Some of the regulated entities as provided for in L. I 2468 are commercial road transport operators, ride-hailing transport companies, transport departments and units of ministries, departments and agencies (MDAs), transport departments and units of private companies, institutional bus service providers and tyre service centres.
Regulation 92 of L. I 2468 states: “An entity or organisation which before the coming into force of these regulations operated a road transport service for commercial purpose shall, within two years of the coming into force of these regulations, comply with these regulations.”

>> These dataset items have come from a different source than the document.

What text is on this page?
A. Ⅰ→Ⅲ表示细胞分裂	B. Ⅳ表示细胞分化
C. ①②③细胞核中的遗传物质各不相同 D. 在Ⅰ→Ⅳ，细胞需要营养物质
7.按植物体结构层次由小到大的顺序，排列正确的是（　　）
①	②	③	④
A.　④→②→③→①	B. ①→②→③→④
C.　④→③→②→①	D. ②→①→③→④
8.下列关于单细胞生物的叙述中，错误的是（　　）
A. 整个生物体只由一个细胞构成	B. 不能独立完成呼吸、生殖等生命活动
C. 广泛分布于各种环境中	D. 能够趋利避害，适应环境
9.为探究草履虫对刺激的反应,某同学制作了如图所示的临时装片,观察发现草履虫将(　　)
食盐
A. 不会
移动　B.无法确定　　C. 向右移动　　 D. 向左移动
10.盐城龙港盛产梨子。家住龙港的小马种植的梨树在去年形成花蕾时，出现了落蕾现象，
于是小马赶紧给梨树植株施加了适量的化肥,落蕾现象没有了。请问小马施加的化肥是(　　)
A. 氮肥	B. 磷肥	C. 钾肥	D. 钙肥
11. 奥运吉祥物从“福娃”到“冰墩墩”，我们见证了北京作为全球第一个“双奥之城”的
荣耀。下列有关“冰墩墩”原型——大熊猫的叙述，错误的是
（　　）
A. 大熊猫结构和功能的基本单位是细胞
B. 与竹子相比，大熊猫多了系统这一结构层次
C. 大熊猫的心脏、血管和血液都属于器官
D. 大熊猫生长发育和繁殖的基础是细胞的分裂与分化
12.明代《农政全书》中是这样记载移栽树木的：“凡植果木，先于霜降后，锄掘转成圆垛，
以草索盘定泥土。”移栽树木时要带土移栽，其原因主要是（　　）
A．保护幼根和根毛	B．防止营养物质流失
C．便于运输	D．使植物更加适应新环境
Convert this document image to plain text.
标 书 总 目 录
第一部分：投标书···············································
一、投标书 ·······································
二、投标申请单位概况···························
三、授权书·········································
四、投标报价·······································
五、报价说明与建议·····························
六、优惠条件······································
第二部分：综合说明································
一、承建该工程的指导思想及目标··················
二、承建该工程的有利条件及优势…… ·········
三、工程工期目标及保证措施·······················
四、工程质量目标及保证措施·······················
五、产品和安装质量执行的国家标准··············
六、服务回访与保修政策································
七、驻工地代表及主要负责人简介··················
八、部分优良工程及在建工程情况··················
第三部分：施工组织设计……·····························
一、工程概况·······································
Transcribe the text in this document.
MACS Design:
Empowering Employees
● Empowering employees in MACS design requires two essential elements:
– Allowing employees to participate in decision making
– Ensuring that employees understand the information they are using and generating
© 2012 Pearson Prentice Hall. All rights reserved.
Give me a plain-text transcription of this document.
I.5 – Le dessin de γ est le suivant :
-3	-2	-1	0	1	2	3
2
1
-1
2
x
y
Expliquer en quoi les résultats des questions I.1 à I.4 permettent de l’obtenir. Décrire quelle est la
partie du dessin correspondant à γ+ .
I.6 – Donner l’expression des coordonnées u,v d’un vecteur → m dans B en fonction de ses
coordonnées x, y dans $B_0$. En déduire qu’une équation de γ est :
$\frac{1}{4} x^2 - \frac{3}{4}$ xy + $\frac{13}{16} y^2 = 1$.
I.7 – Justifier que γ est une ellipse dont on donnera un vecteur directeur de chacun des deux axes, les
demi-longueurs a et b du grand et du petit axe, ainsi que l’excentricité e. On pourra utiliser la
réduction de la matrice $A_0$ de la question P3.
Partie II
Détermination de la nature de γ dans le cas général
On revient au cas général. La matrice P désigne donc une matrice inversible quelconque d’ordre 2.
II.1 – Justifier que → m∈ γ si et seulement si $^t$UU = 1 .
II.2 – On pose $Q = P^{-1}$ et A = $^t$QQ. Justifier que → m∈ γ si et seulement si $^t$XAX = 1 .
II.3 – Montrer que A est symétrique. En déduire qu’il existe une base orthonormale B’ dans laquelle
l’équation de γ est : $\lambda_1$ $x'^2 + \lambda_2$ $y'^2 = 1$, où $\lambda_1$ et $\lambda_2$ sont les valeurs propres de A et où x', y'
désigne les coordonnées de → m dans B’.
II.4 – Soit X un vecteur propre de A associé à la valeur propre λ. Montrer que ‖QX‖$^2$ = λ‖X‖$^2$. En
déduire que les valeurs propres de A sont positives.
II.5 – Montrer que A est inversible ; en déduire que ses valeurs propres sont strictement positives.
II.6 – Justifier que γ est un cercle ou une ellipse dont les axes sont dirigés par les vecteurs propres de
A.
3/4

The registration is meant to let the NRSA identify the transport entities individually and give them a license to operate.
Enforcement
The NRSA Director-General said given that L. I 2468 was enforceable from March 30, 2025, the NRSA had been engaging all stakeholders in the road safety sector, particularly the regulated entities, to drum home the need for them to register with the authority.
He noted that although some of the entities had registered with the NRSA, the patronage was not encouraging.
“We have done a lot of engagement and we believe that it is time to shift our focus towards enforcing the road safety standards and regulations going forward.
The NRSA Director-General urged the regulated entities to use the grace period of seven months to register with the authority because “next year will be different because we will move into full force of enforcement.”
Stringent measures
Mr Adonteng said apart from the registration with the NRSA, the authority had automated its systems and could monitor the in-traffic activities of drivers and would thus strengthen its monitoring regimes at all the regulated entities to ensure that road crashes were reduced.
He said the pre-departure checks would be strictly enforced at transport terminals and commercial vehicle stations to know the number of passengers they carry, the condition of the car and the driver before the vehicles hit the road.
Again, he said as a measure to ensure that drivers behave well on the road, the NRSA would train the drivers and put monitoring devices in their vehicles to enable them to track and monitor their movement daily.